Lilian's Second Letter - Part of Summer Sketches

Ah! with no careless pen would I report
Our words on such a topic, 't is a text
For divine sermons, did the angels preach,
Its bearings wide as half the human race.
Let no untimely deed, no crude desire
Profane our aspiration, it should rise
And swell and broaden like the blessed light
Which momently, yet with so soft a sound
We cannot hear its coming, opens out
Its silver wings and mounts the slopes of dawn.
It should, like an accumulating flood,
Gather its forces from a thousand rills,
Until by its unquestionable might
It sweep the rocks away, yet scarcely show
A foam-flake on its bosom, steadfastly
Careering to the sea. A spirit moves
Amidst the silk of gilded drawing-rooms
And in laborious homes, with equal voice
It summons us to labour and to prayer, —
To labour which is prayer, and which alone
Can solve the question which the age demands,
" What is a woman's right, and fitting sphere?"
How best she may, with free and willing mind,
Develope every special genius,
Retaining and perfecting every charm
And sweetness sung of old, so, evenpaced,
Walk in a joint obedience with man,
And equal freedom of the law of God,
Up to the height of an immortal hope.
Vainly would any poet, tho' he own'd
The " double-nature" of the poet breed,
Paint the completed circle of her powers,
Whose germs await the future, undisclosed.
What she will be, she can alone define,
Nor knows she yet, but, dimly feeling, strives
To gain the fair ideal; what she will do
Is folded in her nature, as the flower
Is folded in the bud, or masterpiece
Of statuary in marble.

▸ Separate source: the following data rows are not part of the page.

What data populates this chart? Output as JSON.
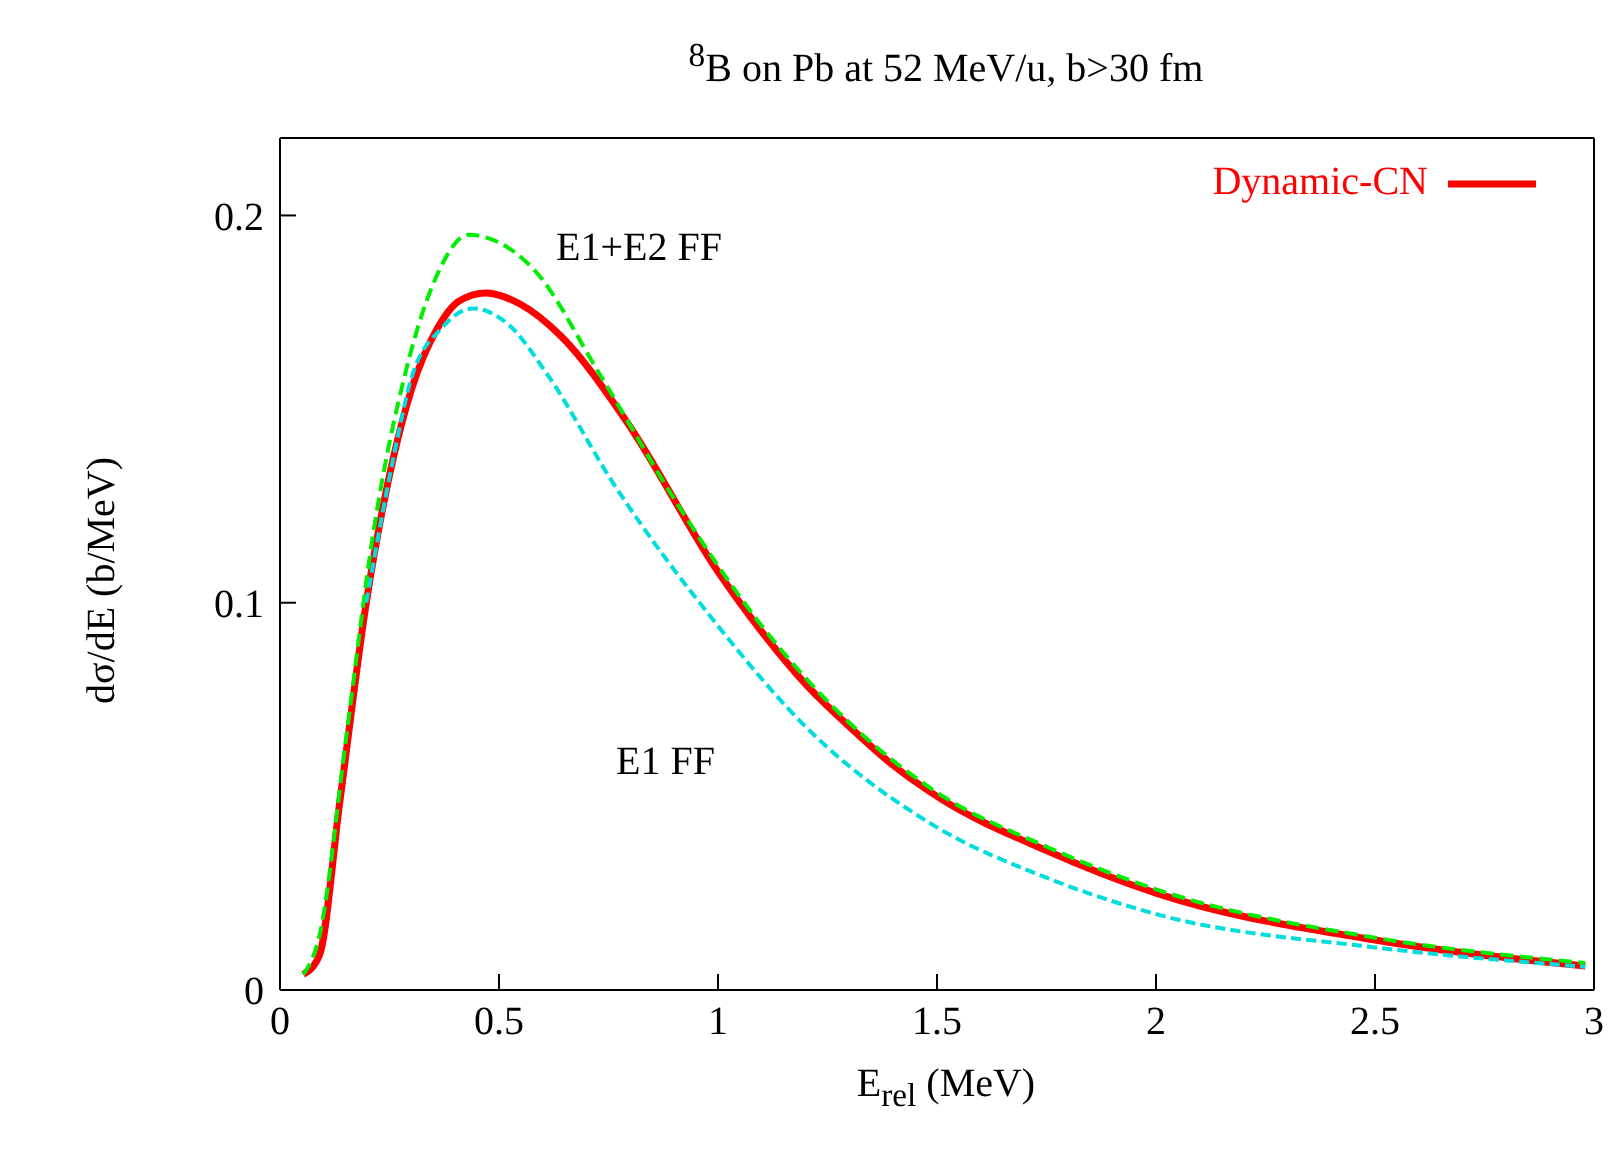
{
  "chart_data": {
    "type": "line",
    "title": "$^{8}$B on Pb at 52 MeV/u, b>30 fm",
    "xlabel": "E$_{rel}$ (MeV)",
    "ylabel": "dσ/dE (b/MeV)",
    "xlim": [
      0,
      3
    ],
    "xticks": [
      0,
      0.5,
      1,
      1.5,
      2,
      2.5,
      3
    ],
    "ylim": [
      0,
      0.22
    ],
    "yticks": [
      0,
      0.1,
      0.2
    ],
    "grid": false,
    "legend": "top right",
    "marker": "none",
    "annotations": [
      "E1+E2 FF",
      "E1 FF"
    ],
    "series": [
      {
        "color": "#00ee00",
        "line_style": "dashed",
        "x": [
          0.053,
          0.09,
          0.152,
          0.213,
          0.29,
          0.36,
          0.43,
          0.5,
          0.58,
          0.73,
          0.91,
          1.1,
          1.3,
          1.5,
          1.75,
          2.0,
          2.5,
          2.98
        ],
        "values": [
          0.004,
          0.014,
          0.066,
          0.118,
          0.161,
          0.185,
          0.195,
          0.193,
          0.186,
          0.159,
          0.125,
          0.094,
          0.069,
          0.051,
          0.037,
          0.026,
          0.0135,
          0.007
        ]
      },
      {
        "color": "#00dddd",
        "line_style": "dashed",
        "x": [
          0.197,
          0.26,
          0.3,
          0.37,
          0.44,
          0.52,
          0.61,
          0.76,
          1.0,
          1.2,
          1.5,
          1.75,
          2.0,
          2.5,
          2.98
        ],
        "values": [
          0.1,
          0.138,
          0.158,
          0.171,
          0.176,
          0.172,
          0.159,
          0.131,
          0.094,
          0.068,
          0.042,
          0.029,
          0.0196,
          0.011,
          0.006
        ]
      },
      {
        "name": "Dynamic-CN",
        "color": "#ff0000",
        "line_style": "solid",
        "x": [
          0.053,
          0.09,
          0.137,
          0.197,
          0.26,
          0.3,
          0.36,
          0.41,
          0.47,
          0.55,
          0.64,
          0.79,
          1.0,
          1.1,
          1.2,
          1.3,
          1.4,
          1.5,
          1.75,
          2.0,
          2.5,
          2.98
        ],
        "values": [
          0.004,
          0.009,
          0.049,
          0.1,
          0.138,
          0.155,
          0.171,
          0.178,
          0.18,
          0.177,
          0.169,
          0.147,
          0.108,
          0.0925,
          0.079,
          0.068,
          0.058,
          0.05,
          0.036,
          0.025,
          0.0129,
          0.0062
        ]
      }
    ]
  }
}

She is not
Like some dead animal whose nerves and veins,
Bones, muscles, functions, powers and highest use
Can be defined by an anatomist
Brooding above her with a sharpen'd knife.

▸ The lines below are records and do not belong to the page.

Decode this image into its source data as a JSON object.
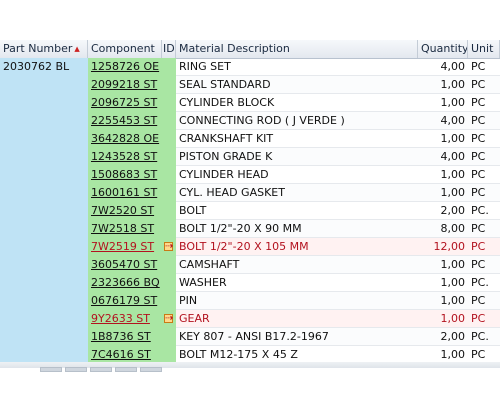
{
  "columns": {
    "part_number": "Part Number",
    "component": "Component",
    "id": "ID",
    "material_description": "Material Description",
    "quantity": "Quantity",
    "unit": "Unit"
  },
  "part_number_value": "2030762 BL",
  "rows": [
    {
      "component": "1258726 OE",
      "description": "RING SET",
      "quantity": "4,00",
      "unit": "PC",
      "flag": ""
    },
    {
      "component": "2099218 ST",
      "description": "SEAL STANDARD",
      "quantity": "1,00",
      "unit": "PC",
      "flag": ""
    },
    {
      "component": "2096725 ST",
      "description": "CYLINDER BLOCK",
      "quantity": "1,00",
      "unit": "PC",
      "flag": ""
    },
    {
      "component": "2255453 ST",
      "description": "CONNECTING ROD ( J VERDE )",
      "quantity": "4,00",
      "unit": "PC",
      "flag": ""
    },
    {
      "component": "3642828 OE",
      "description": "CRANKSHAFT KIT",
      "quantity": "1,00",
      "unit": "PC",
      "flag": ""
    },
    {
      "component": "1243528 ST",
      "description": "PISTON GRADE K",
      "quantity": "4,00",
      "unit": "PC",
      "flag": ""
    },
    {
      "component": "1508683 ST",
      "description": "CYLINDER HEAD",
      "quantity": "1,00",
      "unit": "PC",
      "flag": ""
    },
    {
      "component": "1600161 ST",
      "description": "CYL. HEAD GASKET",
      "quantity": "1,00",
      "unit": "PC",
      "flag": ""
    },
    {
      "component": "7W2520 ST",
      "description": "BOLT",
      "quantity": "2,00",
      "unit": "PC.",
      "flag": ""
    },
    {
      "component": "7W2518 ST",
      "description": "BOLT 1/2\"-20 X 90 MM",
      "quantity": "8,00",
      "unit": "PC",
      "flag": ""
    },
    {
      "component": "7W2519 ST",
      "description": "BOLT 1/2\"-20 X 105 MM",
      "quantity": "12,00",
      "unit": "PC",
      "flag": "subst"
    },
    {
      "component": "3605470 ST",
      "description": "CAMSHAFT",
      "quantity": "1,00",
      "unit": "PC",
      "flag": ""
    },
    {
      "component": "2323666 BQ",
      "description": "WASHER",
      "quantity": "1,00",
      "unit": "PC.",
      "flag": ""
    },
    {
      "component": "0676179 ST",
      "description": "PIN",
      "quantity": "1,00",
      "unit": "PC",
      "flag": ""
    },
    {
      "component": "9Y2633 ST",
      "description": "GEAR",
      "quantity": "1,00",
      "unit": "PC",
      "flag": "subst"
    },
    {
      "component": "1B8736 ST",
      "description": "KEY 807 - ANSI B17.2-1967",
      "quantity": "2,00",
      "unit": "PC.",
      "flag": ""
    },
    {
      "component": "7C4616 ST",
      "description": "BOLT M12-175 X 45 Z",
      "quantity": "1,00",
      "unit": "PC",
      "flag": ""
    }
  ],
  "icons": {
    "sort": "sort-ascending-icon",
    "substitute": "substitute-arrow-icon"
  },
  "colors": {
    "part_bg": "#bfe3f5",
    "component_bg": "#a9e6a3",
    "highlight_text": "#b3121f"
  }
}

Suppose some small philosopher declared
" Man is a creature framed to such an end,
And this is his ideal, which attain'd
He will not top; this is the possible
Of his capacity, perhaps a fact
At which ambitious strugglers will rebel,
But none less true for that, let him sit down
And swallow it in silence." — Witness all,
That this is said of women every day.
Diverse in nature, with unsparing creed
They limit hers, unseeing where it tends. —
Girdle with iron bands the sapling tree,
It shoots into deformity, but He
Who first its feeble breath of life inspired,
Ordain'd its growth by an interior law
To full development of loveliness,
Whereof the planter wots not till he leaves
It to the kindly care of elements
And the free seasons' change of storm and shine.
Not for a moment would I underrate
That sweet ideal which has charm'd the world
For ages, and will never cease to charm.
Fair as the creatures of an upper sphere,
Women among the charities of home
Walk noiseless, undefiled; ah! who would wish
To turn from this green fertilizing course
Such rills of promise! let each amplify
In its own proper measure far and wide,
According to its bounty; sacred be
The radiant tresses of such ministers,
And beautiful their feet; but with my voice,
And with my pen, and with mine uttermost,
I say this is not all, and even this,
This loveliest life to hidden music set,
Must be a blossom of spontaneous growth,
Must spring from aptitude and natural use
Of gracious deeds, not hardly forced on all
As the sole good and fit, lest it decay
Under the pressure to a loathsome thing,
A thing of idleness and sensuous mind,
At which the angels weep. If this be all,
Speak, thou true heart, out from the hungry sea
Which suck'd thee down just in thy fruit of life,
Speak, wife and mother, from that unmark'd grave
Which those so vainly seek who loved thee well,
Speak, rather, Margaret, from thy seat in heaven,
Where thou, in knowledge larger, but in love
Scarce more perfected, dost those days recall
Spent in strong aspiration and pursuit
Of dim ideals, now reveal'd in full,
With shape sustain'd and meanings more divine.
Ah, could I give thy dear and honour'd name
Some little tribute, who wert brave and bold,
And faithful, as are few! 'T is a small thing,
An easy thing, to write such witty words
As Lowell wrote of thee; 't is a hard thing,
A royal thing, to live so kind a life, —
Dying, to leave so dear a memory,
And such a want where thou wast wont to be.
Now let these earnest martyrs, and this hope
Which ferments round, one special prayer suggest;
That, as the founders of a colony
Create a nation's heart, so we, who strive
For the foundation of a principle,
May work with pure hands and a clean heart,
Regarding nought as trivial; be it said, —
As of those noble hearts who left their land
And planted a new empire with the seeds
Of piety and strength, — " they very much
Did labour for the world, and the mere rights
Of man amidst his fellows, but, with zeal
Far more inclusive, gave their lives to God."